Four liberal Democratic freshmen voted against the House measure: Reps. Alexandria Ocasio-Cortez of New York, Ayanna Pressley of Massachusetts, Rashida Tlaib of Michigan and Ilhan Omar of Minnesota.

"Right now, we are not rising to the moment. Children are dying at the hands of our own government," Omar said in a statement explaining her opposition to the bill. "Thousands are being held indefinitely in cages. They're being forced to sleep on the floor, and denied basic necessities like soap and toothpaste."

Three House Republicans voted with Democrats: Brian Fitzpatrick of Pennsylvania, Will Hurd of Texas and Chris Smith of New Jersey.

The progressive pushback against the bill was an unexpected wrinkle in the race to get the legislation passed and signed into law before a key agency -- the Office of Refugee Resettlement -- runs out of money at the end of the month.

That's not the only agency in desperate need of funding to stem the crisis at the border. The funding would also go to help other agencies and help manage the crisis.

Uncertainty in Senate after veto threat

The Senate still faces uncertainty on when it will pass its own border supplemental bill, which doesn't include some of the policy riders the House bill has and includes money for the Department of Defense, which the House version doesn't.

The White House has already signaled that President Donald Trump would veto such a bill if it reached his desk, arguing that the legislation "contains a number of problematic policy provisions that would hinder the administration's efforts to enforce our immigration laws and protect children."

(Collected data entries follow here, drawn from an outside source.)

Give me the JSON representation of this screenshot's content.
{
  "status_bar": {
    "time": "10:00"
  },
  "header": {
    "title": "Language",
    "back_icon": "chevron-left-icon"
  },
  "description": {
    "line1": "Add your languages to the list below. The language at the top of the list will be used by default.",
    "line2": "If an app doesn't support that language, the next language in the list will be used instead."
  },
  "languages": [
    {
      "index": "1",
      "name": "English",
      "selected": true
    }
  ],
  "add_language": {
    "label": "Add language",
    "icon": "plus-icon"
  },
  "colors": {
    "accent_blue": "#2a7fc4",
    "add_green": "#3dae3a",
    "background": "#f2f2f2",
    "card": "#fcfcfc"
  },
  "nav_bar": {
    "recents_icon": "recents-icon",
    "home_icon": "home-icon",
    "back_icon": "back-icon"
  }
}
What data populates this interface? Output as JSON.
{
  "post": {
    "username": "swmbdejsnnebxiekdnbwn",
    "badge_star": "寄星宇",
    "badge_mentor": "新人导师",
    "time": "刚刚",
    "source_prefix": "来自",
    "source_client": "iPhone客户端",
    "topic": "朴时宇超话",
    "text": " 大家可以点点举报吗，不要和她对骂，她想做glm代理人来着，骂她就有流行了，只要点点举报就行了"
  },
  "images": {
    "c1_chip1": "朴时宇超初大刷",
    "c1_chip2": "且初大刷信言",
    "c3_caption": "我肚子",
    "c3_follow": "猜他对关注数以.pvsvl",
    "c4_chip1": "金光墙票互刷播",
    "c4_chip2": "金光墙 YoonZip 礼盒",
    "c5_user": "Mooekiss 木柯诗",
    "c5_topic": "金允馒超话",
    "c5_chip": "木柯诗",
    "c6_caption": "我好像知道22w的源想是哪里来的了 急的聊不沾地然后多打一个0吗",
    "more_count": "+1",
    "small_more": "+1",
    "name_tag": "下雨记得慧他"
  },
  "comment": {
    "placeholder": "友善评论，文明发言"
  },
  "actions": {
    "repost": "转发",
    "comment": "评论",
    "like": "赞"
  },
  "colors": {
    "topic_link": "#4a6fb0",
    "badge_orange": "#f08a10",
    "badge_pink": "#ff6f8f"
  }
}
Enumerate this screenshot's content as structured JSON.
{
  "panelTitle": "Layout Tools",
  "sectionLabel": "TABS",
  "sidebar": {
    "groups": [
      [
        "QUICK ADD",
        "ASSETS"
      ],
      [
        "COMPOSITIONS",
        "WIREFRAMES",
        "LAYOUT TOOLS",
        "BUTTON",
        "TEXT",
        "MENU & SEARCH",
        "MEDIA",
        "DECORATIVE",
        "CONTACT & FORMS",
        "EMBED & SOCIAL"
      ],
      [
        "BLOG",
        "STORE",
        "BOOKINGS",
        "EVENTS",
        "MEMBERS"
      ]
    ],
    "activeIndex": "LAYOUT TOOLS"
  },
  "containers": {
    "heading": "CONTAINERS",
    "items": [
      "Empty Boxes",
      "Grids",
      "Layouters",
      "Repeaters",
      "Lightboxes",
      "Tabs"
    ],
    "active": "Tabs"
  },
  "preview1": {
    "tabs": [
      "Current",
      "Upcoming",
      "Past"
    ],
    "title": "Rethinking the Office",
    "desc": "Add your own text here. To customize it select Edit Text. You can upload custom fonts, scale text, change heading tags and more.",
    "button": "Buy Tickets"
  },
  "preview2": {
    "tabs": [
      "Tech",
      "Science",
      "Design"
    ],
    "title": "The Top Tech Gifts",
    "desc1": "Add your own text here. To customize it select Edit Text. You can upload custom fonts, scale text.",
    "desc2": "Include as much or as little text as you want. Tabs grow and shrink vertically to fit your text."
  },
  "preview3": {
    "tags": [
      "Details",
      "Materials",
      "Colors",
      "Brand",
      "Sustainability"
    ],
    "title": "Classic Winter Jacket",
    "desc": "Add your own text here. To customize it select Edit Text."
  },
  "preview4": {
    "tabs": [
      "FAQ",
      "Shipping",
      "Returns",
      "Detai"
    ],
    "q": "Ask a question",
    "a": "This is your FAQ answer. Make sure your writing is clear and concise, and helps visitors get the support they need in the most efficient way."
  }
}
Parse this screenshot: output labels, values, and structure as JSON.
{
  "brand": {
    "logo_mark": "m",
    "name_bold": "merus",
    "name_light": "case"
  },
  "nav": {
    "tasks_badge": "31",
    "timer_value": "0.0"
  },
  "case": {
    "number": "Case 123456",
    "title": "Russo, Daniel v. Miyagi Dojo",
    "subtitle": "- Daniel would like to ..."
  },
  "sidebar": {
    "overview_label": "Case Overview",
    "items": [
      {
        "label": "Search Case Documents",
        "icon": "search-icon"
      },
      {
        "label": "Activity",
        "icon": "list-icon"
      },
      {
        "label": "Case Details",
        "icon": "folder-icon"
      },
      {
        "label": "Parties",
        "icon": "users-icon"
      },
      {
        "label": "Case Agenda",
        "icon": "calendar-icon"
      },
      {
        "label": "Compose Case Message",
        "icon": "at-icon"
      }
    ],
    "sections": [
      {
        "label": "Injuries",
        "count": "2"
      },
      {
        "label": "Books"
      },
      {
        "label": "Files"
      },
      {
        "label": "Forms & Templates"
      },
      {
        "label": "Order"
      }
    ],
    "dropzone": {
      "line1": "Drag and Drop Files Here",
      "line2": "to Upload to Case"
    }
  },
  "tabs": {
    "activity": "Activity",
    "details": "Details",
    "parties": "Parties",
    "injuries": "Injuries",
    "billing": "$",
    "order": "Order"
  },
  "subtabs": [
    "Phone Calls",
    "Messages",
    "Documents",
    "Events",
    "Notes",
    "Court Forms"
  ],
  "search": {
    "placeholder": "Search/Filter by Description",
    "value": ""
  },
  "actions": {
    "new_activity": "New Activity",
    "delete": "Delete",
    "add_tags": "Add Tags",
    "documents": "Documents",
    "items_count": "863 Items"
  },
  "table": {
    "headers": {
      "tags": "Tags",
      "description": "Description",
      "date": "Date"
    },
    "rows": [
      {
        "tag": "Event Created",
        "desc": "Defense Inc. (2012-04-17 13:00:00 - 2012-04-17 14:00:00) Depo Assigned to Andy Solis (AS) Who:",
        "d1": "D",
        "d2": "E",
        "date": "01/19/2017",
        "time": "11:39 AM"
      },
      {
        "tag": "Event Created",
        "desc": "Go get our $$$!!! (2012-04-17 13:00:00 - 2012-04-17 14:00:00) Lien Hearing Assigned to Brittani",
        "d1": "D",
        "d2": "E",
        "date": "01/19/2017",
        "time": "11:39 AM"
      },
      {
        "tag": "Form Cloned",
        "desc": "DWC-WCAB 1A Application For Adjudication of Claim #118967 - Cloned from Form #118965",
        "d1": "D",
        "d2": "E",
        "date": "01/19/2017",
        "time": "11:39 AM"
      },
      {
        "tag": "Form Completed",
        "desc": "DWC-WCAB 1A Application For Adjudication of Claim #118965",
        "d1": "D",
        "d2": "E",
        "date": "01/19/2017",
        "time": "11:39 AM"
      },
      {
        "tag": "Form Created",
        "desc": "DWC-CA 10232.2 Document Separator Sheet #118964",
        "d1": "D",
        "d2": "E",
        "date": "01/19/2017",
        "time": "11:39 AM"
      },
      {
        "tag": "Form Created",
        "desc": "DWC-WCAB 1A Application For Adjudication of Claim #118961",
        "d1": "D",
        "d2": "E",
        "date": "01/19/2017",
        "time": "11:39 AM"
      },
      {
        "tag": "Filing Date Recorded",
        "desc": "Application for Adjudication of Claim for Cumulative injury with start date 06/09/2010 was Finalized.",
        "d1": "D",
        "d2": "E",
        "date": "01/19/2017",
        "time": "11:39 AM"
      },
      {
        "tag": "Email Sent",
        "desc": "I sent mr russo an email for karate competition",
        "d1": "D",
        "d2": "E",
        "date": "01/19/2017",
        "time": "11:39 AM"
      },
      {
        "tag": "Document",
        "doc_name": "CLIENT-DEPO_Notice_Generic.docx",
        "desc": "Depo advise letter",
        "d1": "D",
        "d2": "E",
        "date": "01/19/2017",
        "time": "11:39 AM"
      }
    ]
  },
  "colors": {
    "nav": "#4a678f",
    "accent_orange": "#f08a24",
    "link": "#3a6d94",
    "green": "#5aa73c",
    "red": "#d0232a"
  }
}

Speaking to Fox Business on Wednesday, Trump expressed his displeasure with the House bill.

"I'm not happy with it because there's no money for protection, it's like we're running hospitals over there," Trump said.

And Sen. Dick Shelby, the Republican chairman of the Senate Appropriations Committee, acknowledged Tuesday that he did not have assurances from the White House that Trump would sign a Senate bill if it were to pass.

In a possible sign that the House and Senate may be able to find common ground, however, Pelosi referred to the Senate legislation as a "good bill," in a House Democratic caucus meeting on Tuesday, according to a senior Democratic aide.

"The Senate has a good bill," Pelosi said at the meeting, according to the aide, though she then said, "Our bill is much better. But if we are going to prevail we have to have a good, strong vote."

Frustrations among Democratic rank-and-file

In a more than two-hour meeting on Monday night, House Democratic leaders and appropriators faced tough questions from rank-and-file members frustrated by House leadership's strategy and the underlying border spending bill.

House Appropriations Chairwoman Nita Lowey, a Democrat from New York, unveiled proposed changes on Tuesday morning to the border aid bill, including strengthening requirements for the care of migrants in government custody and setting a time limit of 90 days for unaccompanied children to stay in temporary shelters.

Late Tuesday afternoon, the proposed changes were updated to include additional provisions, including requiring the secretary of Health and Human Services to replace contractors who do not meet "enhanced standards required under the Flores settlement" -- which limits the length of time and conditions under which US officials can detain immigrant children.